It’s not just beauty that wins the prize.
Deryl Patterson, of Housing Design Matters, is also vice chair of the Best in American Living Awards and is in the midst of judging almost 400 entries for these honors, which will be announced in November. Among the 50 award categories is kitchens. So what is her criteria for a good kitchen: functionality, connected, ample storage, and joy.
First and foremost, a kitchen should be functional. That means certain appliances should have adjacencies; sink to dishwasher, cooktop to oven, refrigerator to – well, everything! We used to talk about the kitchen work “triangle”, which only considered the sink, range, and refrigerator. It also only considered one person working in the kitchen. Today’s functional kitchen should acknowledge the reality that multiple people are in the kitchen while meals are being prepared. If you’re lucky, those additional people are helping in the preparation. But in some cases, those extra people are in and out to grab a snack from the pantry or drink from the refrigerator.
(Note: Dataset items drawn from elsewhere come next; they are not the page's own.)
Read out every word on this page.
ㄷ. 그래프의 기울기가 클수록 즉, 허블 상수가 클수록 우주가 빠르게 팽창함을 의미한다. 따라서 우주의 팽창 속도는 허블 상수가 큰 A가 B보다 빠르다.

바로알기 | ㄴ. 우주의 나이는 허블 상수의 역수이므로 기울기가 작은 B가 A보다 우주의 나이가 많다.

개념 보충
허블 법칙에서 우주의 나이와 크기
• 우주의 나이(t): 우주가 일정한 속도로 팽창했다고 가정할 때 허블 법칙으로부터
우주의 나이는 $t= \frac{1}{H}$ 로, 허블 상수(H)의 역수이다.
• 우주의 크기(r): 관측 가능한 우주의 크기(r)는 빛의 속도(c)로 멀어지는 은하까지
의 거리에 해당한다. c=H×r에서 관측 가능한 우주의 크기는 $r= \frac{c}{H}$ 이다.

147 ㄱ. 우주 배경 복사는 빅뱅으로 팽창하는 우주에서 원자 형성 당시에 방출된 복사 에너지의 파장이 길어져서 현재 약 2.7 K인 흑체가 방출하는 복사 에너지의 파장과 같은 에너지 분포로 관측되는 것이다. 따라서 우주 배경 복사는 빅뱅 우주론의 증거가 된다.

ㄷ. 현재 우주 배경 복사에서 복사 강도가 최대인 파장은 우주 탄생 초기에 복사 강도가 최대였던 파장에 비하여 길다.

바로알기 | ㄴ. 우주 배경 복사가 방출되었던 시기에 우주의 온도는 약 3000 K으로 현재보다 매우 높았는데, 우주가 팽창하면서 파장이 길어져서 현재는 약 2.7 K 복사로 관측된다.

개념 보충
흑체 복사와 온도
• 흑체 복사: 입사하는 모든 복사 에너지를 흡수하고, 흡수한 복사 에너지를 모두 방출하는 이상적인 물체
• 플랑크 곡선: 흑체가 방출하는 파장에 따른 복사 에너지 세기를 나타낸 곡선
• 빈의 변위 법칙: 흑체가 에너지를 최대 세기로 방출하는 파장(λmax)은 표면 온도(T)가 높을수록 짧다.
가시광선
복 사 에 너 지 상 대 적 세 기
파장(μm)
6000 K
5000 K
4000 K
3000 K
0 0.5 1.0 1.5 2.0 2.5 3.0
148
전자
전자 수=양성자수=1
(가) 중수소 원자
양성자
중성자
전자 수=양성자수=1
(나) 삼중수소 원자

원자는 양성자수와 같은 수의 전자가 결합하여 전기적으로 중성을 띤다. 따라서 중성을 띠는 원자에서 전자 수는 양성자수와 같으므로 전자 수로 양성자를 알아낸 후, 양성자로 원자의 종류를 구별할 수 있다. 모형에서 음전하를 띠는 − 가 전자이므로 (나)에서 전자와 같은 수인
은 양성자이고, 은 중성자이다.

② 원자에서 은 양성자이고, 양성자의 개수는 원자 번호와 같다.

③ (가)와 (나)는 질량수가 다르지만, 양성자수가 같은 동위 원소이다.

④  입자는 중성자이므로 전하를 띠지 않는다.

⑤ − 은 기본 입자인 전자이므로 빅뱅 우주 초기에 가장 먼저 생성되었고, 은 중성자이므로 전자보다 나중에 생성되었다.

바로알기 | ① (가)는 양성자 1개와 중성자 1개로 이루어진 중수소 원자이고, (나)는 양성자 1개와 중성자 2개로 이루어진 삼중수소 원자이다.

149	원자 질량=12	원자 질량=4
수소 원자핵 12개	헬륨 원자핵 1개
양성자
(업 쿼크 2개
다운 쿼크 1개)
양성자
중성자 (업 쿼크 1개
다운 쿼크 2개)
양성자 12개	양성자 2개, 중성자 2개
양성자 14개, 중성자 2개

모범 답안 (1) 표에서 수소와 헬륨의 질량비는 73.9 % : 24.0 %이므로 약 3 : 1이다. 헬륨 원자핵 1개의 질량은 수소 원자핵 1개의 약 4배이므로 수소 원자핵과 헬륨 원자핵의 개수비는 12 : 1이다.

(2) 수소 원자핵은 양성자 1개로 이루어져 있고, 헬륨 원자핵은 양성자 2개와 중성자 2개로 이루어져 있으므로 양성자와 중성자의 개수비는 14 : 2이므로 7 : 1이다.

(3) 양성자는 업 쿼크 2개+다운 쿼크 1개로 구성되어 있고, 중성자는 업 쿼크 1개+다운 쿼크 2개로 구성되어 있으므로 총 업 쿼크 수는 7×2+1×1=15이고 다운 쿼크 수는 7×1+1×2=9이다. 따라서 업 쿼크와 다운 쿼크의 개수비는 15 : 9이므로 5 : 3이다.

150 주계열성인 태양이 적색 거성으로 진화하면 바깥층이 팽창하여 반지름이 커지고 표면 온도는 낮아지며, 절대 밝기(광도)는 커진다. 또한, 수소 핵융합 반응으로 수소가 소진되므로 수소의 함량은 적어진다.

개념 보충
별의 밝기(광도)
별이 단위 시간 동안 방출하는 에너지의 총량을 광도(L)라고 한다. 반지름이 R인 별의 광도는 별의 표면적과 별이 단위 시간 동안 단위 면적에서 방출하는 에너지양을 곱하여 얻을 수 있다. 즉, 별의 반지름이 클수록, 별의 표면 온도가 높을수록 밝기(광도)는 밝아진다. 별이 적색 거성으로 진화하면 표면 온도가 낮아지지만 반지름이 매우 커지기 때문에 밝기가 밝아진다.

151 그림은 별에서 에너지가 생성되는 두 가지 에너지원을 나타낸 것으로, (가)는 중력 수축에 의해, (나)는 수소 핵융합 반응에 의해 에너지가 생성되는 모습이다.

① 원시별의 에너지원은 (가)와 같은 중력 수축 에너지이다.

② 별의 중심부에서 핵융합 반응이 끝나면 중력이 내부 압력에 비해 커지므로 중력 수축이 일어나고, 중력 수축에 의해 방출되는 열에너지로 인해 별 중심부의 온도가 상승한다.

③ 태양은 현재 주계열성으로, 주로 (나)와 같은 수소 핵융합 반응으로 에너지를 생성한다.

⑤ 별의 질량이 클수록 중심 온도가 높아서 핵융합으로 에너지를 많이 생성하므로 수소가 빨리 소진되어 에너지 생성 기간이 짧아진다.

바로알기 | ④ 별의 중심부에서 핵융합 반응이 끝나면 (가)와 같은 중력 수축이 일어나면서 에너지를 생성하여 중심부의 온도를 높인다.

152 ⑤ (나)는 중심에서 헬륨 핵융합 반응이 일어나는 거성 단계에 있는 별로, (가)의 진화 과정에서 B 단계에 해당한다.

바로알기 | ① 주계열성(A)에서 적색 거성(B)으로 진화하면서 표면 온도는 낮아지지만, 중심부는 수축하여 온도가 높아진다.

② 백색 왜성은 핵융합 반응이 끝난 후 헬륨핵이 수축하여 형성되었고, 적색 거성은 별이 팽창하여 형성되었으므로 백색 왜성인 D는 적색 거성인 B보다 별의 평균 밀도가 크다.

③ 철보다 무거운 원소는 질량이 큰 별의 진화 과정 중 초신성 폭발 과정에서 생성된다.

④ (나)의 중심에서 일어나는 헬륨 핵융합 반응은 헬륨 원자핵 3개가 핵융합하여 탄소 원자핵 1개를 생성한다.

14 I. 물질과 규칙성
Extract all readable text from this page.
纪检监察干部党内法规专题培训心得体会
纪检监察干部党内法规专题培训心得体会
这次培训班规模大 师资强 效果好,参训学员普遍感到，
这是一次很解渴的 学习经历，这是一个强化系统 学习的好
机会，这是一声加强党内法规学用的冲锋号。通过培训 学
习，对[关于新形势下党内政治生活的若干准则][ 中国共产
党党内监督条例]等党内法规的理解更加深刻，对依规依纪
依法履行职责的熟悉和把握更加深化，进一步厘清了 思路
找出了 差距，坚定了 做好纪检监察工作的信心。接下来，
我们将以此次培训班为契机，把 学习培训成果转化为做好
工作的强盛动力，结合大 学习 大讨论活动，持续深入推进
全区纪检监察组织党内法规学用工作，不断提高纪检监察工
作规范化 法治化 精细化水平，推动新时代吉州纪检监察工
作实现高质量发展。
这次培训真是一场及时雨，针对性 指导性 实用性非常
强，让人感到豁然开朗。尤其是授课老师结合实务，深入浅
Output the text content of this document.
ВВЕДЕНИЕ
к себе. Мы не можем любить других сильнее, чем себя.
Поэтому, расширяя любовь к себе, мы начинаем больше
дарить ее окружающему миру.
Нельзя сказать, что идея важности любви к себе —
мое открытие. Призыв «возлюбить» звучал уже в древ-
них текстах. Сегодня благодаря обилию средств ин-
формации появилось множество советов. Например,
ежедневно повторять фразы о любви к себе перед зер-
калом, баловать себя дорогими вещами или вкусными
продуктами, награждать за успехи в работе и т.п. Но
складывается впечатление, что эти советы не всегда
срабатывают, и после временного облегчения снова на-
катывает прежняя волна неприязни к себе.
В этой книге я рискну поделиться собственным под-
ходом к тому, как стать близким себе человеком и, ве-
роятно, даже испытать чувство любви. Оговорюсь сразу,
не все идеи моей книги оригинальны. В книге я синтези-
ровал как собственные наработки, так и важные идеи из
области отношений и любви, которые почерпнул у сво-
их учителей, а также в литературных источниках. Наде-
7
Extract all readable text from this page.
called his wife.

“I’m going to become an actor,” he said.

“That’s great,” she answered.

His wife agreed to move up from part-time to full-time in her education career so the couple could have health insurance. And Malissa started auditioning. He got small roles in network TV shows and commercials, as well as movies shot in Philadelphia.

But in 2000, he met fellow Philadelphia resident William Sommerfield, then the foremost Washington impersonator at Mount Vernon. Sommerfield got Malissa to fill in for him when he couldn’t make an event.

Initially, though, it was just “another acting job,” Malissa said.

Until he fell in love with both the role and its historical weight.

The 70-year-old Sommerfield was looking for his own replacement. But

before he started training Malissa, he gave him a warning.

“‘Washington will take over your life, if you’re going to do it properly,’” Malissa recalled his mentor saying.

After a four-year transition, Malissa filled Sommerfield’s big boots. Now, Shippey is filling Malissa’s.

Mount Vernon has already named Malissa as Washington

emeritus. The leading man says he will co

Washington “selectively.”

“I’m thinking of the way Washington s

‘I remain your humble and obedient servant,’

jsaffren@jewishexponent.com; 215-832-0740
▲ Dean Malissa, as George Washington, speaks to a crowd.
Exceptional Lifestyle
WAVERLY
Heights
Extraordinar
In today’s working families, meal prep often gets compressed, requiring all hands-on deck to deliver the evening meal. Is it possible for one family member to unload the dishes from the dishwasher while another opens the oven door? Or will the oven and dishwasher doors clash when they are both open? Can you walk past an open dishwasher door with a pot of hot pasta water on the way to the sink? This is why we like to show the outline of all kitchen appliance doors open on our design drawings. It can be enlightening.
What separates a great kitchen from a good one? This is where an architect and interior designer really come into play – whether it is maximizing light, creating a layout that encourages collaboration, or putting together thoughtfully curated colors and materials. I believe the person or persons who prepare our food deserve a beautiful place to do it.